To perceive refugees as a dissociated part of the wider narrative is a violation in itself, but who will hold the bloc politically accountable for delegating distasteful tasks to the Libyan coastguard?

In mid-July, Italy’s Chamber of Deputies approved renewing funding to the Libyan coastguard, despite non-governmental organisations urging the authorities to stop financing the failed state’s human trafficking network. Only a day earlier, Amnesty International released a report detailing the trafficking and violations occurring across Libya’s detention centres. European countries have downplayed the documented atrocities against migrants in Libya, preferring to focus on keeping the statistics down.

This week, a boat capsized just off Libya’s coast, with 57 African migrants now presumed dead, among them 20 women and two children. The International Organisation for Migration in Libya (IOM) recently established that almost 6,000 migrants were intercepted and returned to Libya this year so far. Migrants known to have perished in the Mediterranean this year number 970.

International interference in Libya since 2011 and the fall of Libyan leader Muammar Gaddafi has resulted in a country in which militias compete for territory and power. Vested UN and international interests in the country have exacerbated the humanitarian ramifications.

While the deals which the EU reached with the Libyan coastguard have been deemed controversial by human rights organisations, public sentiment in Europe veers towards pushback. Migration is played as a powerful card across the political spectrum, with both governments and the public fomenting racism and xenophobia. The result is widespread oblivion about the politics which created refugees and failed states.

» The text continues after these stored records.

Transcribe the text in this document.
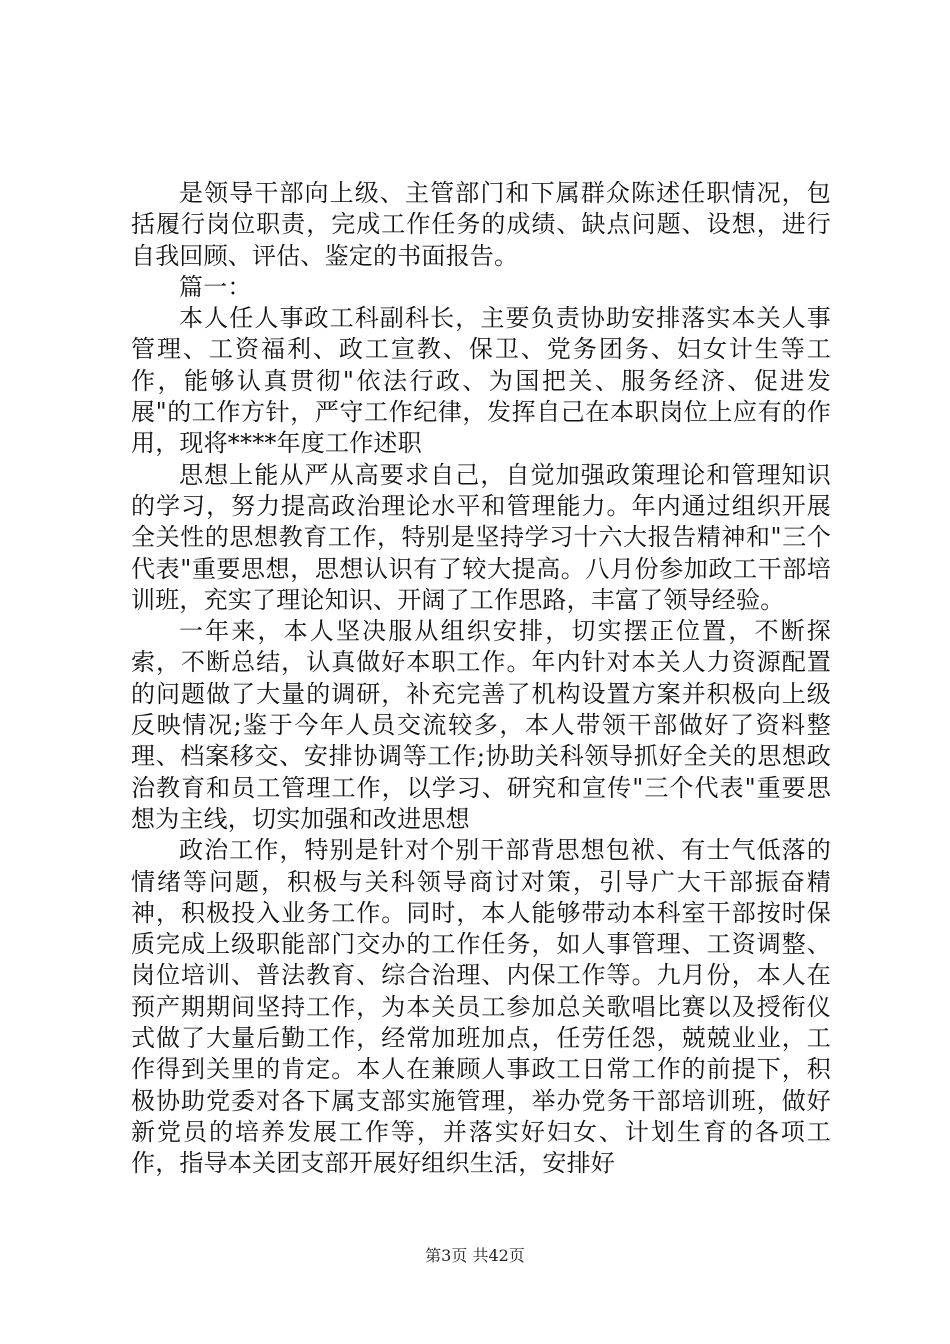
是领导干部向上级、主管部门和下属群众陈述任职情况，包括履行岗位职责，完成工作任务的成绩、缺点问题、设想，进行自我回顾、评估、鉴定的书面报告。

篇一：

本人任人事政工科副科长，主要负责协助安排落实本关人事管理、工资福利、政工宣教、保卫、党务团务、妇女计生等工作，能够认真贯彻"依法行政、为国把关、服务经济、促进发展"的工作方针，严守工作纪律，发挥自己在本职岗位上应有的作用，现将****年度工作述职

思想上能从严从高要求自己，自觉加强政策理论和管理知识的学习，努力提高政治理论水平和管理能力。年内通过组织开展全关性的思想教育工作，特别是坚持学习十六大报告精神和"三个代表"重要思想，思想认识有了较大提高。八月份参加政工干部培训班，充实了理论知识、开阔了工作思路，丰富了领导经验。

一年来，本人坚决服从组织安排，切实摆正位置，不断探索，不断总结，认真做好本职工作。年内针对本关人力资源配置的问题做了大量的调研，补充完善了机构设置方案并积极向上级反映情况;鉴于今年人员交流较多，本人带领干部做好了资料整理、档案移交、安排协调等工作;协助关科领导抓好全关的思想政治教育和员工管理工作，以学习、研究和宣传"三个代表"重要思想为主线，切实加强和改进思想

政治工作，特别是针对个别干部背思想包袱、有士气低落的情绪等问题，积极与关科领导商讨对策，引导广大干部振奋精神，积极投入业务工作。同时，本人能够带动本科室干部按时保质完成上级职能部门交办的工作任务，如人事管理、工资调整、岗位培训、普法教育、综合治理、内保工作等。九月份，本人在预产期期间坚持工作，为本关员工参加总关歌唱比赛以及授衔仪式做了大量后勤工作，经常加班加点，任劳任怨，兢兢业业，工作得到关里的肯定。本人在兼顾人事政工日常工作的前提下，积极协助党委对各下属支部实施管理，举办党务干部培训班，做好新党员的培养发展工作等，并落实好妇女、计划生育的各项工作，指导本关团支部开展好组织生活，安排好

第3页 共42页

With governments focused on statistics, reports such as the recent one by Amnesty International exist to inform only those who are already well-informed. Hence the absence of connecting capsized boats to deliberate damage inflicted by the Libyan coastguard to the vessels, resulting in deaths away from Europe’s shores. Neither is the complicity between Libya and European states made evident in terms of the EU financing abuses and torture in Libya’s detention camps. The rift between politics and non-governmental organisations, in the case of migrants, has been reduced to accusations of trafficking, whereas political culpability, which plays a major role in terms of funding the occurring atrocities, is kept out of focus.

In one instance in July this year, the Libyan coastguard was filmed firing at migrants in Malta’s Search and Rescue (SAR) area. The Libyan coastguard also attempted to ram the boat carrying migrants several times.

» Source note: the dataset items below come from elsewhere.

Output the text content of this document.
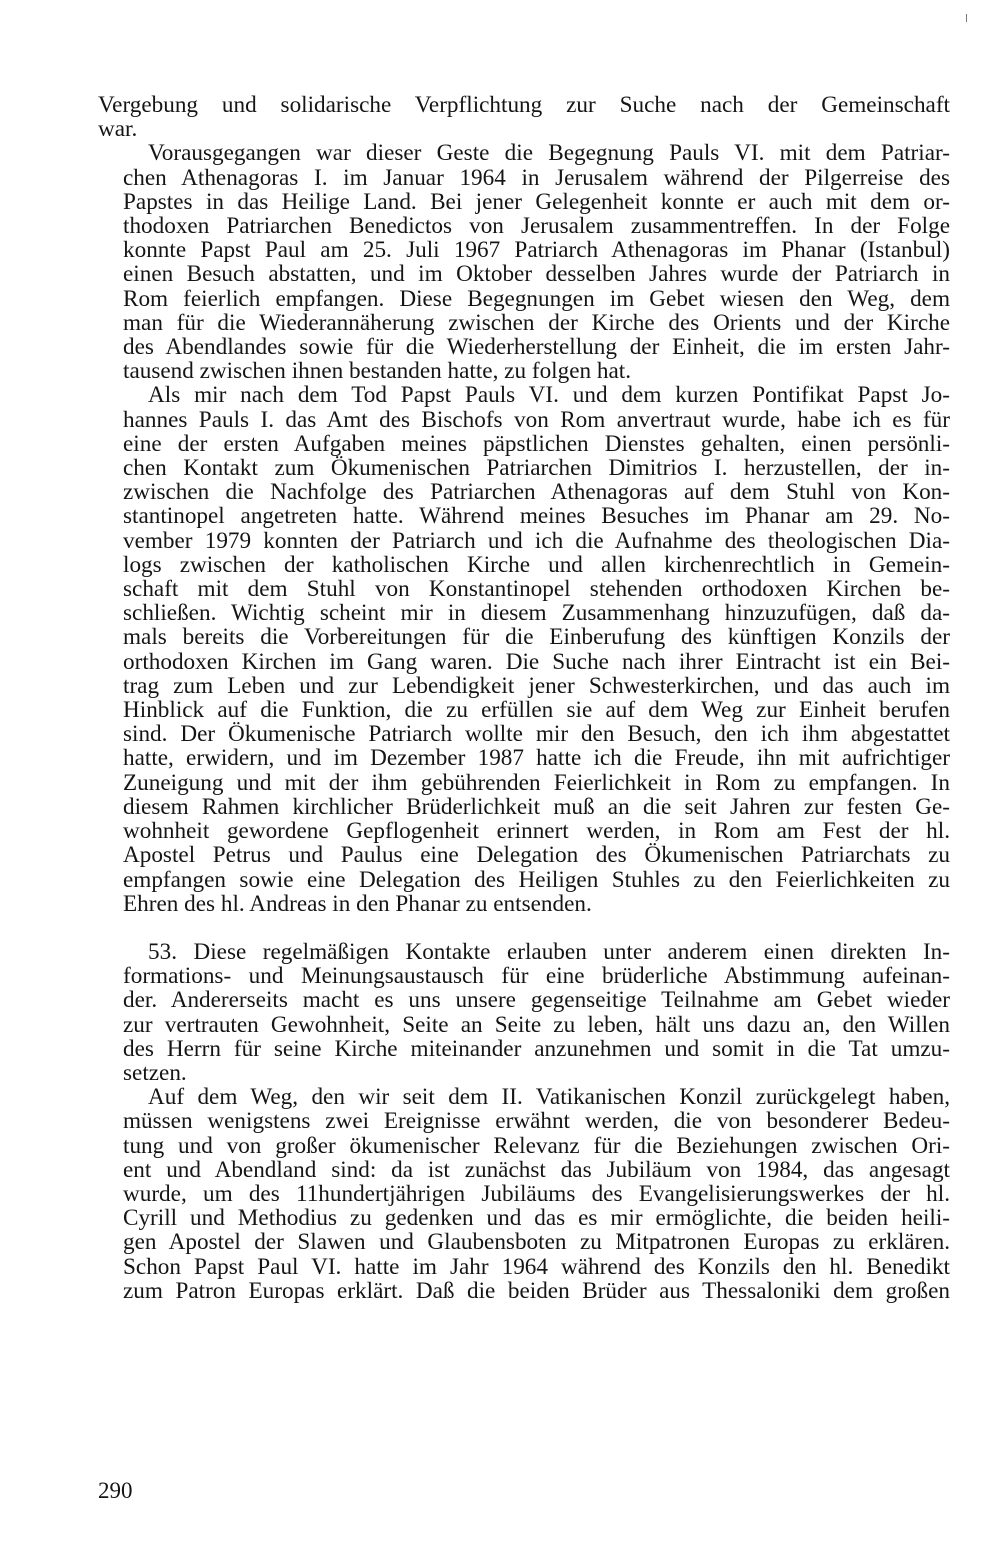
Vergebung und solidarische Verpflichtung zur Suche nach der Gemeinschaft
war.

Vorausgegangen war dieser Geste die Begegnung Pauls VI. mit dem Patriar-
chen Athenagoras I. im Januar 1964 in Jerusalem während der Pilgerreise des
Papstes in das Heilige Land. Bei jener Gelegenheit konnte er auch mit dem or-
thodoxen Patriarchen Benedictos von Jerusalem zusammentreffen. In der Folge
konnte Papst Paul am 25. Juli 1967 Patriarch Athenagoras im Phanar (Istanbul)
einen Besuch abstatten, und im Oktober desselben Jahres wurde der Patriarch in
Rom feierlich empfangen. Diese Begegnungen im Gebet wiesen den Weg, dem
man für die Wiederannäherung zwischen der Kirche des Orients und der Kirche
des Abendlandes sowie für die Wiederherstellung der Einheit, die im ersten Jahr-
tausend zwischen ihnen bestanden hatte, zu folgen hat.

Als mir nach dem Tod Papst Pauls VI. und dem kurzen Pontifikat Papst Jo-
hannes Pauls I. das Amt des Bischofs von Rom anvertraut wurde, habe ich es für
eine der ersten Aufgaben meines päpstlichen Dienstes gehalten, einen persönli-
chen Kontakt zum Ökumenischen Patriarchen Dimitrios I. herzustellen, der in-
zwischen die Nachfolge des Patriarchen Athenagoras auf dem Stuhl von Kon-
stantinopel angetreten hatte. Während meines Besuches im Phanar am 29. No-
vember 1979 konnten der Patriarch und ich die Aufnahme des theologischen Dia-
logs zwischen der katholischen Kirche und allen kirchenrechtlich in Gemein-
schaft mit dem Stuhl von Konstantinopel stehenden orthodoxen Kirchen be-
schließen. Wichtig scheint mir in diesem Zusammenhang hinzuzufügen, daß da-
mals bereits die Vorbereitungen für die Einberufung des künftigen Konzils der
orthodoxen Kirchen im Gang waren. Die Suche nach ihrer Eintracht ist ein Bei-
trag zum Leben und zur Lebendigkeit jener Schwesterkirchen, und das auch im
Hinblick auf die Funktion, die zu erfüllen sie auf dem Weg zur Einheit berufen
sind. Der Ökumenische Patriarch wollte mir den Besuch, den ich ihm abgestattet
hatte, erwidern, und im Dezember 1987 hatte ich die Freude, ihn mit aufrichtiger
Zuneigung und mit der ihm gebührenden Feierlichkeit in Rom zu empfangen. In
diesem Rahmen kirchlicher Brüderlichkeit muß an die seit Jahren zur festen Ge-
wohnheit gewordene Gepflogenheit erinnert werden, in Rom am Fest der hl.
Apostel Petrus und Paulus eine Delegation des Ökumenischen Patriarchats zu
empfangen sowie eine Delegation des Heiligen Stuhles zu den Feierlichkeiten zu
Ehren des hl. Andreas in den Phanar zu entsenden.

53. Diese regelmäßigen Kontakte erlauben unter anderem einen direkten In-
formations- und Meinungsaustausch für eine brüderliche Abstimmung aufeinan-
der. Andererseits macht es uns unsere gegenseitige Teilnahme am Gebet wieder
zur vertrauten Gewohnheit, Seite an Seite zu leben, hält uns dazu an, den Willen
des Herrn für seine Kirche miteinander anzunehmen und somit in die Tat umzu-
setzen.

Auf dem Weg, den wir seit dem II. Vatikanischen Konzil zurückgelegt haben,
müssen wenigstens zwei Ereignisse erwähnt werden, die von besonderer Bedeu-
tung und von großer ökumenischer Relevanz für die Beziehungen zwischen Ori-
ent und Abendland sind: da ist zunächst das Jubiläum von 1984, das angesagt
wurde, um des 11hundertjährigen Jubiläums des Evangelisierungswerkes der hl.
Cyrill und Methodius zu gedenken und das es mir ermöglichte, die beiden heili-
gen Apostel der Slawen und Glaubensboten zu Mitpatronen Europas zu erklären.
Schon Papst Paul VI. hatte im Jahr 1964 während des Konzils den hl. Benedikt
zum Patron Europas erklärt. Daß die beiden Brüder aus Thessaloniki dem großen

290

Researchers have established a link between European arms sales and increased displacement of people. The link between Italy’s funding of the Libyan coastguard and the interception of migrants was also included in the report.

Testimony published in Amnesty International’s report is chilling. “Death in Libya: it’s normal. No one will look for you and no one will find you,” states one quote by a 21 year old male refugee. The oblivion extends beyond Libya. With European governments intent on keeping migrants away from Europe’s shores, the bloc, which is purportedly concerned with human rights, finds it easier to neglect its obligations. No one in Libya would look for a refugee, and no one in Europe would, either, especially since the EU is paying Libya to do its dirty work.

Amnesty International called upon the EU to ensure accountability. However, accountability from within the same paradigm of exploitation will merely create new victims. The EU cheered in 2011 when the NATO coalition intervened in Libya for regime change under the guise of bringing democracy. One bloody consequence of the decision has been the increase in human trafficking of migrants, which the EU sought to quell through militarisation and surveillance, but never through addressing its wrongs. To perceive refugees as a dissociated part of the wider narrative is a violation in itself, but who will hold the bloc politically accountable for delegating distasteful tasks to the Libyan coastguard?